Charles Profilet, managing director for Texas Utilities of the SouthWest Water Company, which serves more than 100,000 Texans, said that his company — which generally supports the switch to the PUC, with a few caveats — would have to hire accountants to prepare for the PUC proceedings.
Bob Laughman, president of the water provider Aqua Texas, noted that at the TCEQ, more than 90 percent of rate-case disputes got settled. The PUC process is “going to be very, very expensive,” he said, adding, “Ultimately the customer is going to get hit with that cost.” He noted that the water infrastructure in many rural areas had been built more than half a century ago, so it needed upgrades.
The four senators in attendance — Robert Nichols, R-Jacksonville; Kirk Watson; D-Austin, Bob Deuell; R-Greenville; and Juan "Chuy" Hinojosa, D-McAllen — seemed eager to make improvements. “This is a huge issue,” said Nichols, who said that some of his constituents had experienced rate increases in the high double-digits.

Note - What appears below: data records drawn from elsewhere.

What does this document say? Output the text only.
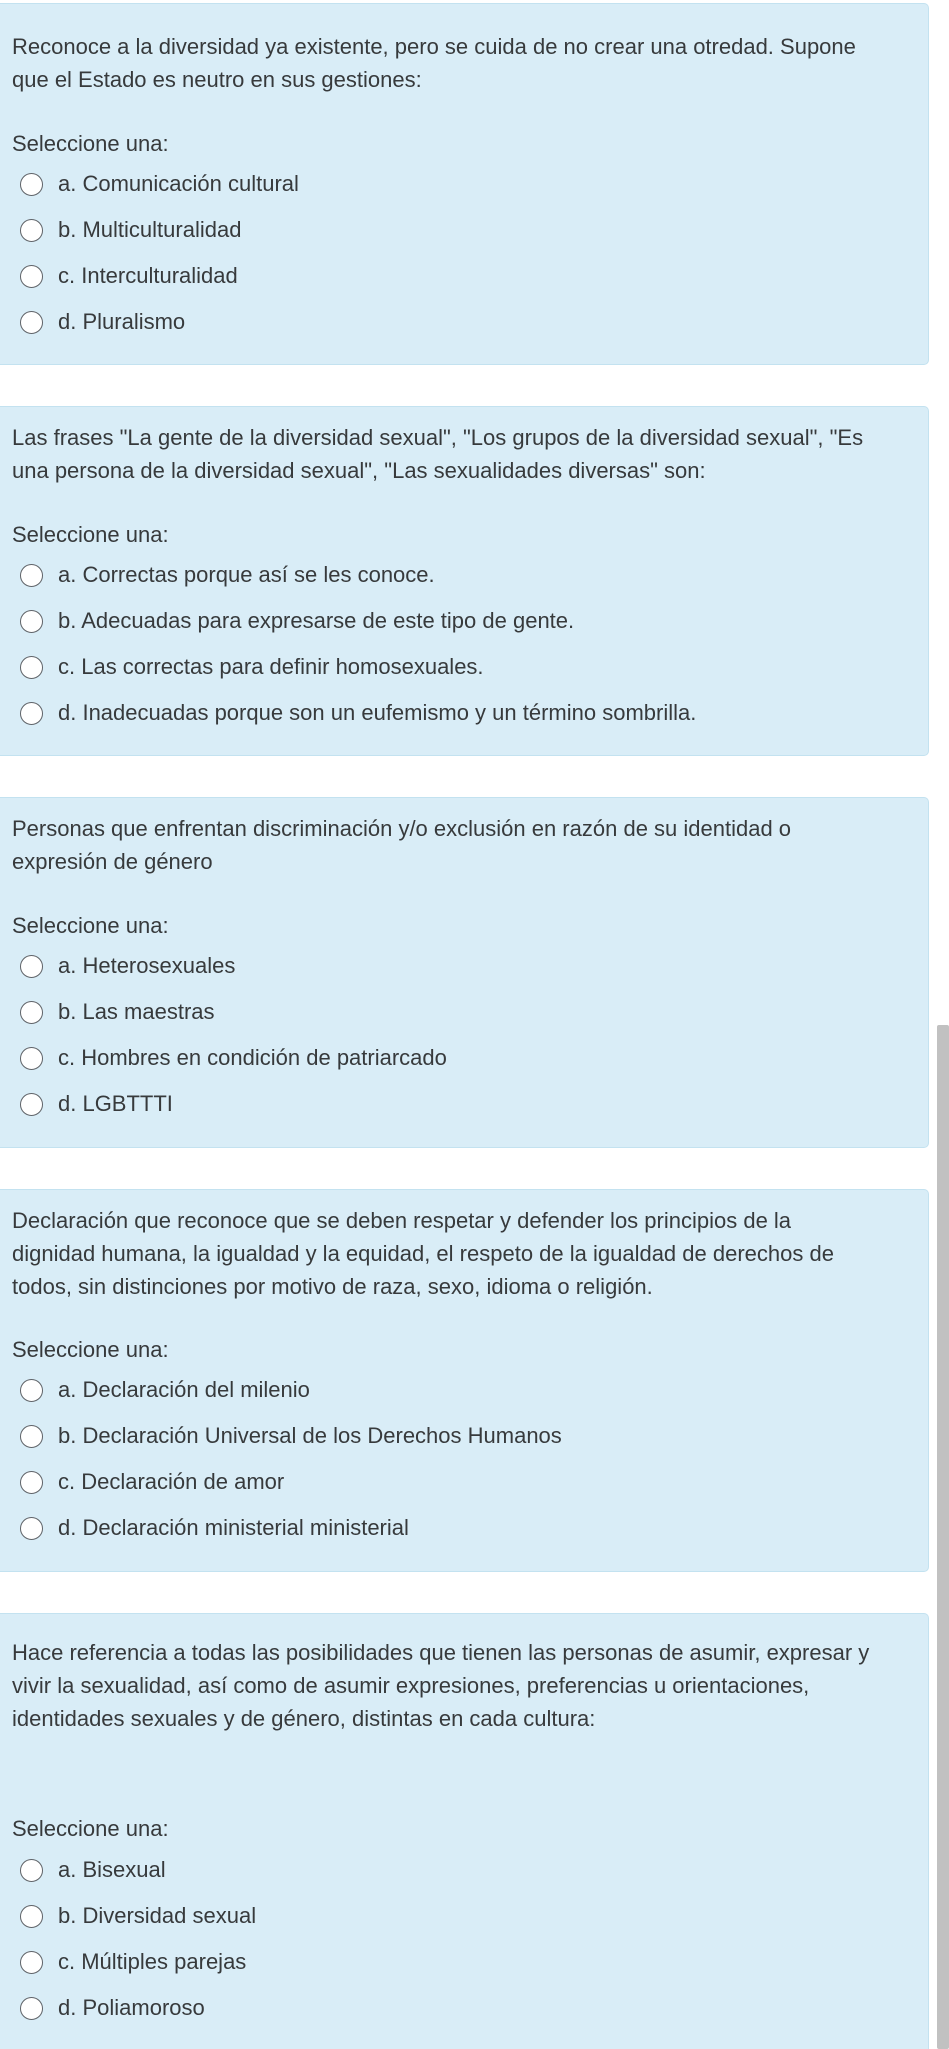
Reconoce a la diversidad ya existente, pero se cuida de no crear una otredad. Supone que el Estado es neutro en sus gestiones:
Seleccione una:
a. Comunicación cultural
b. Multiculturalidad
c. Interculturalidad
d. Pluralismo
Las frases "La gente de la diversidad sexual", "Los grupos de la diversidad sexual", "Es una persona de la diversidad sexual", "Las sexualidades diversas" son:
Seleccione una:
a. Correctas porque así se les conoce.
b. Adecuadas para expresarse de este tipo de gente.
c. Las correctas para definir homosexuales.
d. Inadecuadas porque son un eufemismo y un término sombrilla.
Personas que enfrentan discriminación y/o exclusión en razón de su identidad o expresión de género
Seleccione una:
a. Heterosexuales
b. Las maestras
c. Hombres en condición de patriarcado
d. LGBTTTI
Declaración que reconoce que se deben respetar y defender los principios de la dignidad humana, la igualdad y la equidad, el respeto de la igualdad de derechos de todos, sin distinciones por motivo de raza, sexo, idioma o religión.
Seleccione una:
a. Declaración del milenio
b. Declaración Universal de los Derechos Humanos
c. Declaración de amor
d. Declaración ministerial ministerial
Hace referencia a todas las posibilidades que tienen las personas de asumir, expresar y vivir la sexualidad, así como de asumir expresiones, preferencias u orientaciones, identidades sexuales y de género, distintas en cada cultura:
Seleccione una:
a. Bisexual
b. Diversidad sexual
c. Múltiples parejas
d. Poliamoroso
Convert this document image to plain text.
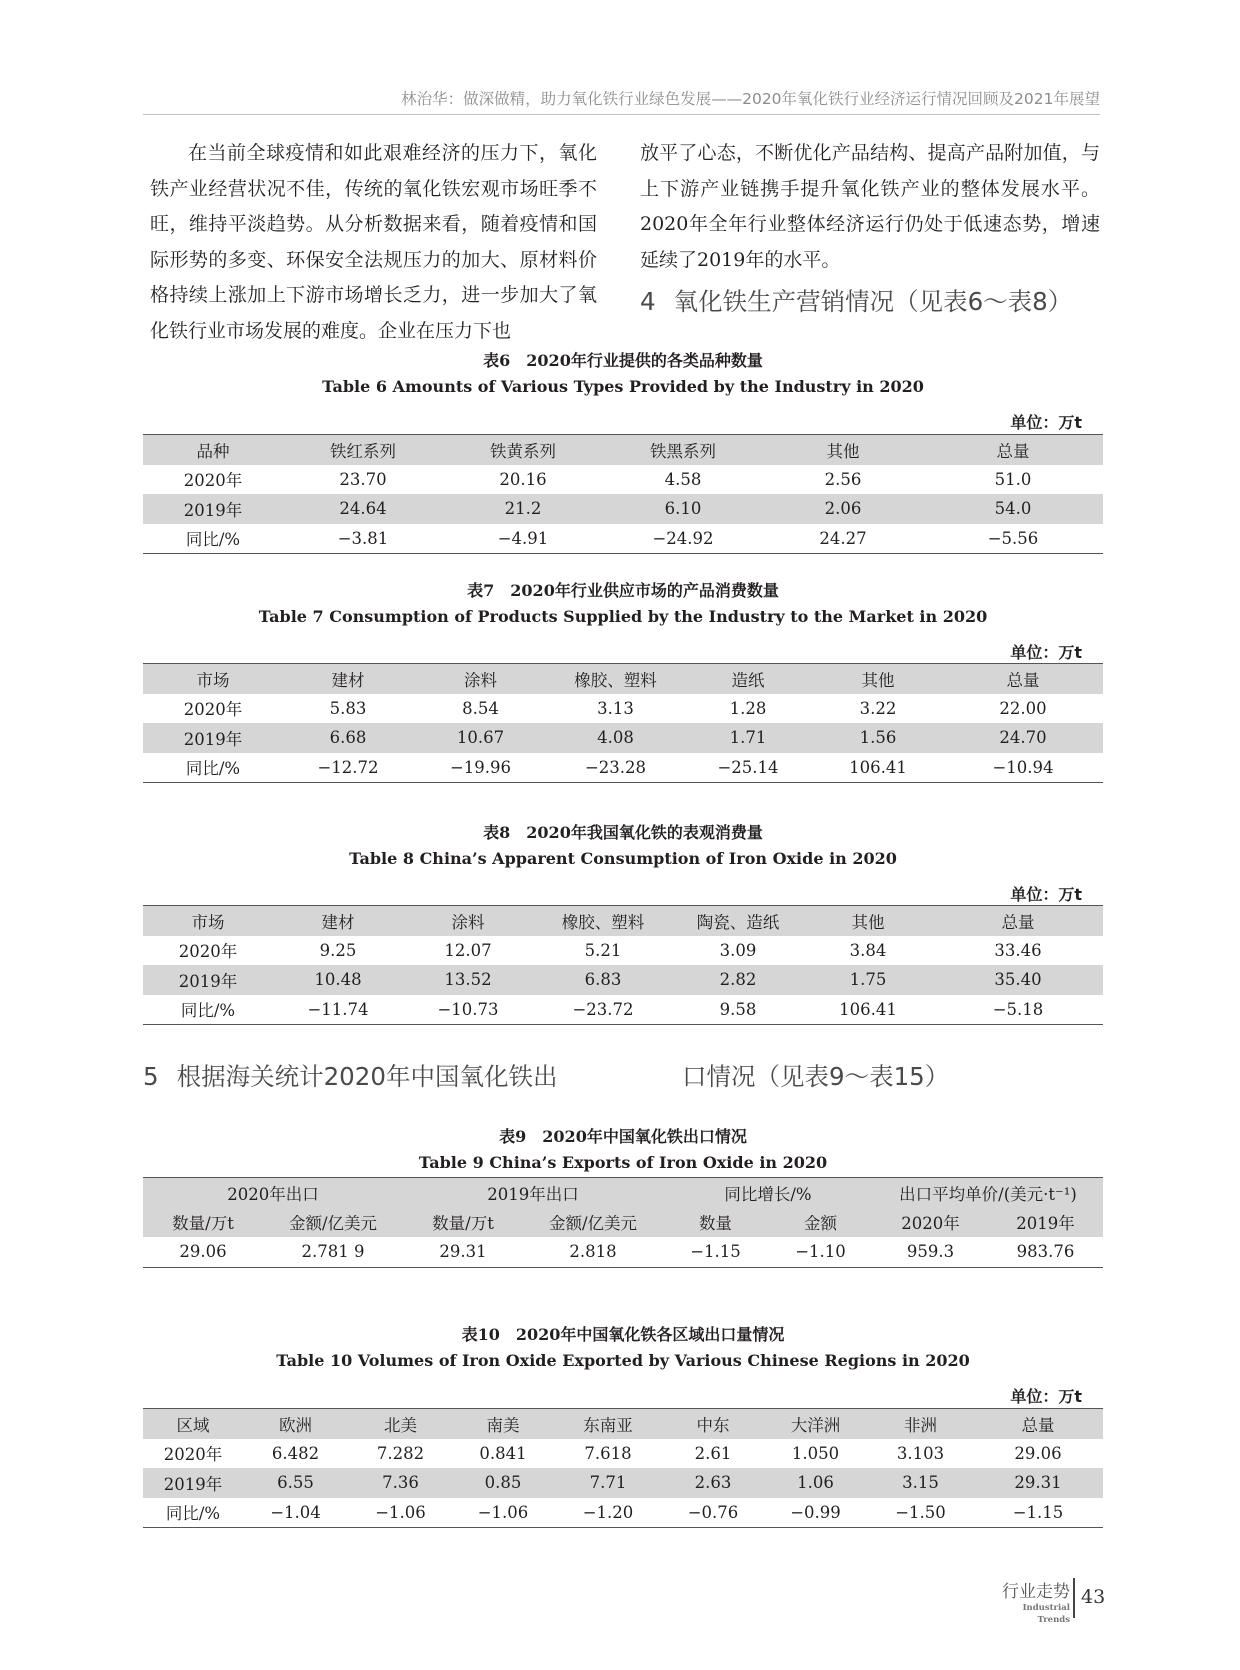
林治华：做深做精，助力氧化铁行业绿色发展——2020年氧化铁行业经济运行情况回顾及2021年展望
在当前全球疫情和如此艰难经济的压力下，氧化铁产业经营状况不佳，传统的氧化铁宏观市场旺季不旺，维持平淡趋势。从分析数据来看，随着疫情和国际形势的多变、环保安全法规压力的加大、原材料价格持续上涨加上下游市场增长乏力，进一步加大了氧化铁行业市场发展的难度。企业在压力下也
放平了心态，不断优化产品结构、提高产品附加值，与上下游产业链携手提升氧化铁产业的整体发展水平。2020年全年行业整体经济运行仍处于低速态势，增速延续了2019年的水平。
4 氧化铁生产营销情况（见表6～表8）
表6　2020年行业提供的各类品种数量
Table 6 Amounts of Various Types Provided by the Industry in 2020
单位：万t
品种	铁红系列	铁黄系列	铁黑系列	其他	总量
2020年	23.70	20.16	4.58	2.56	51.0
2019年	24.64	21.2	6.10	2.06	54.0
同比/%	−3.81	−4.91	−24.92	24.27	−5.56
表7　2020年行业供应市场的产品消费数量
Table 7 Consumption of Products Supplied by the Industry to the Market in 2020
单位：万t
市场	建材	涂料	橡胶、塑料	造纸	其他	总量
2020年	5.83	8.54	3.13	1.28	3.22	22.00
2019年	6.68	10.67	4.08	1.71	1.56	24.70
同比/%	−12.72	−19.96	−23.28	−25.14	106.41	−10.94
表8　2020年我国氧化铁的表观消费量
Table 8 China’s Apparent Consumption of Iron Oxide in 2020
单位：万t
市场	建材	涂料	橡胶、塑料	陶瓷、造纸	其他	总量
2020年	9.25	12.07	5.21	3.09	3.84	33.46
2019年	10.48	13.52	6.83	2.82	1.75	35.40
同比/%	−11.74	−10.73	−23.72	9.58	106.41	−5.18
5 根据海关统计2020年中国氧化铁出	口情况（见表9～表15）
表9　2020年中国氧化铁出口情况
Table 9 China’s Exports of Iron Oxide in 2020
2020年出口		2019年出口		同比增长/%		出口平均单价/(美元·t⁻¹)	
数量/万t	金额/亿美元	数量/万t	金额/亿美元	数量	金额	2020年	2019年
29.06	2.781 9	29.31	2.818	−1.15	−1.10	959.3	983.76
表10　2020年中国氧化铁各区域出口量情况
Table 10 Volumes of Iron Oxide Exported by Various Chinese Regions in 2020
单位：万t
区域	欧洲	北美	南美	东南亚	中东	大洋洲	非洲	总量
2020年	6.482	7.282	0.841	7.618	2.61	1.050	3.103	29.06
2019年	6.55	7.36	0.85	7.71	2.63	1.06	3.15	29.31
同比/%	−1.04	−1.06	−1.06	−1.20	−0.76	−0.99	−1.50	−1.15
行业走势
Industrial Trends
43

Said Watson: “The system is completely fouled up in my opinion.”
Deuell seemed eager to find ways to streamline the cumbersome rate-setting process.
Ratepayer advocates argued that the water companies should be forced to pay for their rate-setting costs out of their profits, rather than automatically assigning it to ratepayers.
“Companies should make reasonable profits,” said Geoff Miller, a representative of the Coalition for Equitable Water Rates, which is protesting a 71 percent rate increase in the Canyon Lake area. “We have no problem with that.” What he objected to, he added, was “windfall profits.”
Meanwhile, the charges continue. Alan Hooks, the mayor of Blue Mound, said that his bill last month was $180 for 10,000 gallons of water, whereas eight years ago, when the private company Monarch (a SouthWest subsidiary) took over the water supplies for the town, it was $58. Hundreds of people turned out for a recent call to fight against the rising costs, he said.
“Once you get a rate increase, it never goes away,” Hooks said.
Editor's Note: This story has been corrected to reflect that State Sen. Robert Nichols is R-Jacksonville, not R-Lubbock.